Photo courtesy of HOODOO Mural Festival

If you weren't able to attend the HOODOO Mural Festival in Amarillo, Texas, DON'T WORRY! HPPR was there, and we'll tell you all about it.

On Saturday, October 1st, I got the chance to attend the HOODOO Mural Festival in downtown Amarillo, Texas. Long story short: I had a blast.

My name is Ly Prescott, and I’m one of the 2022-23 high school interns working at High Plains Public Radio through Amarillo Independent School District and AmTech Career Academy. Recently, I had a the opportunity to act as an onsite reporter for the station at the HOODOO Mural Festival, an art and music festival that hit 5th and Polk in Amarillo on Saturday, October 1st.

The first thing I did when I arrived was to check out some of the murals at and around the event's location. Every large-scale artwork presented an excellent display of the talent and passion of the artists, and together they made for a diverse array of pieces that now decorate our downtown area.

But HOODOO wasn’t just a visual event, so I also made a point to check out the tunes. At the “silent disco,” attendees were invited to a dance party in which the sound is only heard through headphones by those moving to the music, right there in the streets. When I put on my headset, I found that I was particularly fond of the electronic sounds coming from “Channel 1,” created by DJ Mark, while those around me danced to songs no one could hear.

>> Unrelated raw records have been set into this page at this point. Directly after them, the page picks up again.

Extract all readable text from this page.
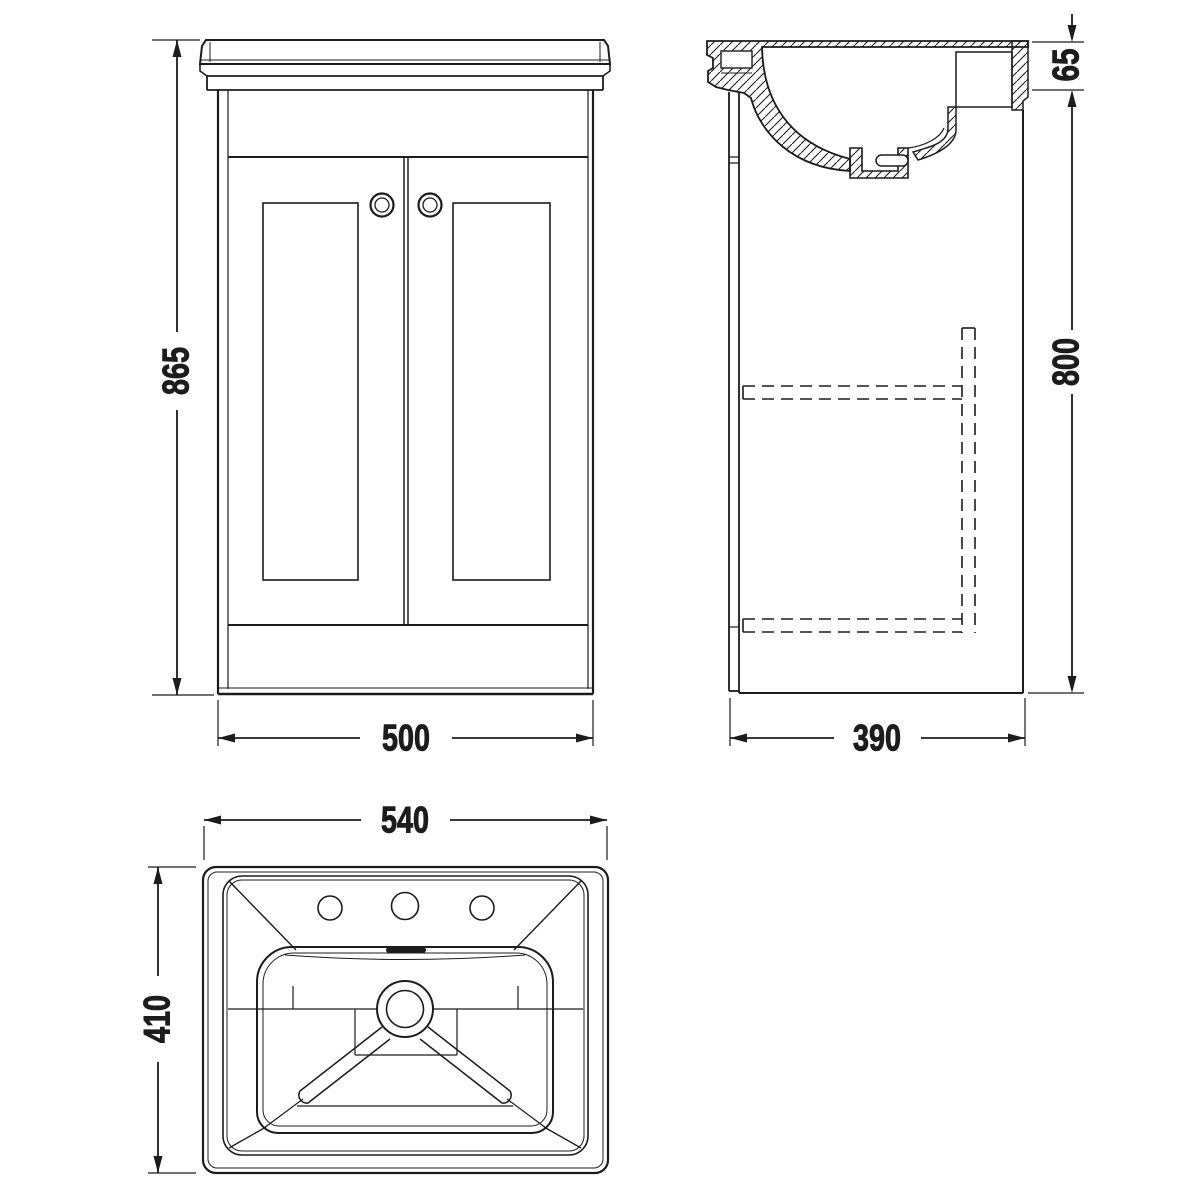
865
500
65
800
390
540
410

Photo courtesy of Ly Prescott
Vamping takes the stage at Amarillo's HOODOO Mural Festival in October.

After making the rounds and getting a good grasp of what was around me, I made my way to the main stage to catch the end of the first performance by Amarillo’s own indie rock favorites, Vamping. The songs I heard them perform combined excellent melodies with dreamlike vocals. After the performance, I happened to run into one of my friends! Together, we checked out the food trucks while watching California-based muralist Tristan Eaton work on his piece—which is in the parking lot of the Amarillo National Bank building at 6th and Polk, right next to High Plains Public Radio. (It’s actually facing last year’s cowboy mural on the White & Kirk building, painted by Drew Merritt, who did the saddle image for this year’s festival; it can be seen at 6th and Fillmore.)

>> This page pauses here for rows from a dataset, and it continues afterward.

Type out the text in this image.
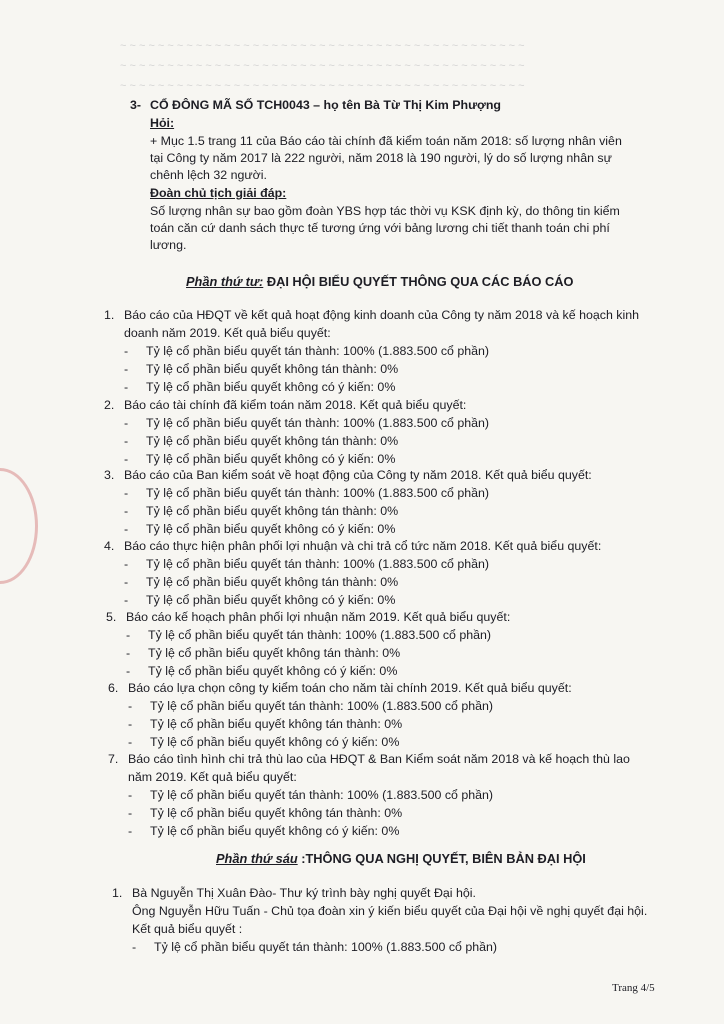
~ ~ ~ ~ ~ ~ ~ ~ ~ ~ ~ ~ ~ ~ ~ ~ ~ ~ ~ ~ ~ ~ ~ ~ ~ ~ ~ ~ ~ ~ ~ ~ ~ ~ ~ ~ ~ ~ ~ ~ ~ ~ ~
~ ~ ~ ~ ~ ~ ~ ~ ~ ~ ~ ~ ~ ~ ~ ~ ~ ~ ~ ~ ~ ~ ~ ~ ~ ~ ~ ~ ~ ~ ~ ~ ~ ~ ~ ~ ~ ~ ~ ~ ~ ~ ~
~ ~ ~ ~ ~ ~ ~ ~ ~ ~ ~ ~ ~ ~ ~ ~ ~ ~ ~ ~ ~ ~ ~ ~ ~ ~ ~ ~ ~ ~ ~ ~ ~ ~ ~ ~ ~ ~ ~ ~ ~ ~ ~
3- CỔ ĐÔNG MÃ SỐ TCH0043 – họ tên Bà Từ Thị Kim Phượng
Hỏi:
+ Mục 1.5 trang 11 của Báo cáo tài chính đã kiểm toán năm 2018: số lượng nhân viên
tại Công ty năm 2017 là 222 người, năm 2018 là 190 người, lý do số lượng nhân sự
chênh lệch 32 người.
Đoàn chủ tịch giải đáp:
Số lượng nhân sự bao gồm đoàn YBS hợp tác thời vụ KSK định kỳ, do thông tin kiểm
toán căn cứ danh sách thực tế tương ứng với bảng lương chi tiết thanh toán chi phí
lương.
Phần thứ tư: ĐẠI HỘI BIỂU QUYẾT THÔNG QUA CÁC BÁO CÁO
1. Báo cáo của HĐQT về kết quả hoạt động kinh doanh của Công ty năm 2018 và kế hoạch kinh
doanh năm 2019. Kết quả biểu quyết:
- Tỷ lệ cổ phần biểu quyết tán thành: 100% (1.883.500 cổ phần)
- Tỷ lệ cổ phần biểu quyết không tán thành: 0%
- Tỷ lệ cổ phần biểu quyết không có ý kiến: 0%
2. Báo cáo tài chính đã kiểm toán năm 2018. Kết quả biểu quyết:
- Tỷ lệ cổ phần biểu quyết tán thành: 100% (1.883.500 cổ phần)
- Tỷ lệ cổ phần biểu quyết không tán thành: 0%
- Tỷ lệ cổ phần biểu quyết không có ý kiến: 0%
3. Báo cáo của Ban kiểm soát về hoạt động của Công ty năm 2018. Kết quả biểu quyết:
- Tỷ lệ cổ phần biểu quyết tán thành: 100% (1.883.500 cổ phần)
- Tỷ lệ cổ phần biểu quyết không tán thành: 0%
- Tỷ lệ cổ phần biểu quyết không có ý kiến: 0%
4. Báo cáo thực hiện phân phối lợi nhuận và chi trả cổ tức năm 2018. Kết quả biểu quyết:
- Tỷ lệ cổ phần biểu quyết tán thành: 100% (1.883.500 cổ phần)
- Tỷ lệ cổ phần biểu quyết không tán thành: 0%
- Tỷ lệ cổ phần biểu quyết không có ý kiến: 0%
5. Báo cáo kế hoạch phân phối lợi nhuận năm 2019. Kết quả biểu quyết:
- Tỷ lệ cổ phần biểu quyết tán thành: 100% (1.883.500 cổ phần)
- Tỷ lệ cổ phần biểu quyết không tán thành: 0%
- Tỷ lệ cổ phần biểu quyết không có ý kiến: 0%
6. Báo cáo lựa chọn công ty kiểm toán cho năm tài chính 2019. Kết quả biểu quyết:
- Tỷ lệ cổ phần biểu quyết tán thành: 100% (1.883.500 cổ phần)
- Tỷ lệ cổ phần biểu quyết không tán thành: 0%
- Tỷ lệ cổ phần biểu quyết không có ý kiến: 0%
7. Báo cáo tình hình chi trả thù lao của HĐQT & Ban Kiểm soát năm 2018 và kế hoạch thù lao
năm 2019. Kết quả biểu quyết:
- Tỷ lệ cổ phần biểu quyết tán thành: 100% (1.883.500 cổ phần)
- Tỷ lệ cổ phần biểu quyết không tán thành: 0%
- Tỷ lệ cổ phần biểu quyết không có ý kiến: 0%
Phần thứ sáu :THÔNG QUA NGHỊ QUYẾT, BIÊN BẢN ĐẠI HỘI
1. Bà Nguyễn Thị Xuân Đào- Thư ký trình bày nghị quyết Đại hội.
Ông Nguyễn Hữu Tuấn - Chủ tọa đoàn xin ý kiến biểu quyết của Đại hội về nghị quyết đại hội.
Kết quả biểu quyết :
- Tỷ lệ cổ phần biểu quyết tán thành: 100% (1.883.500 cổ phần)
Trang 4/5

Then we headed off to the main stage for the next band: Little Jet. This performance was hard to define, but I will say it was ethereal and upbeat. The projected graphics behind the stage followed that theme, being colorful, lively, and fitting to their name. Finally, I was able to see the one of the spotlighted DJs, Kaelin Ellis, who presented an arrangement of techno and electronic songs. The set was very animated, and the crowd reactions were too. Overall, it was an incredible experience, and I look forward to next years' events.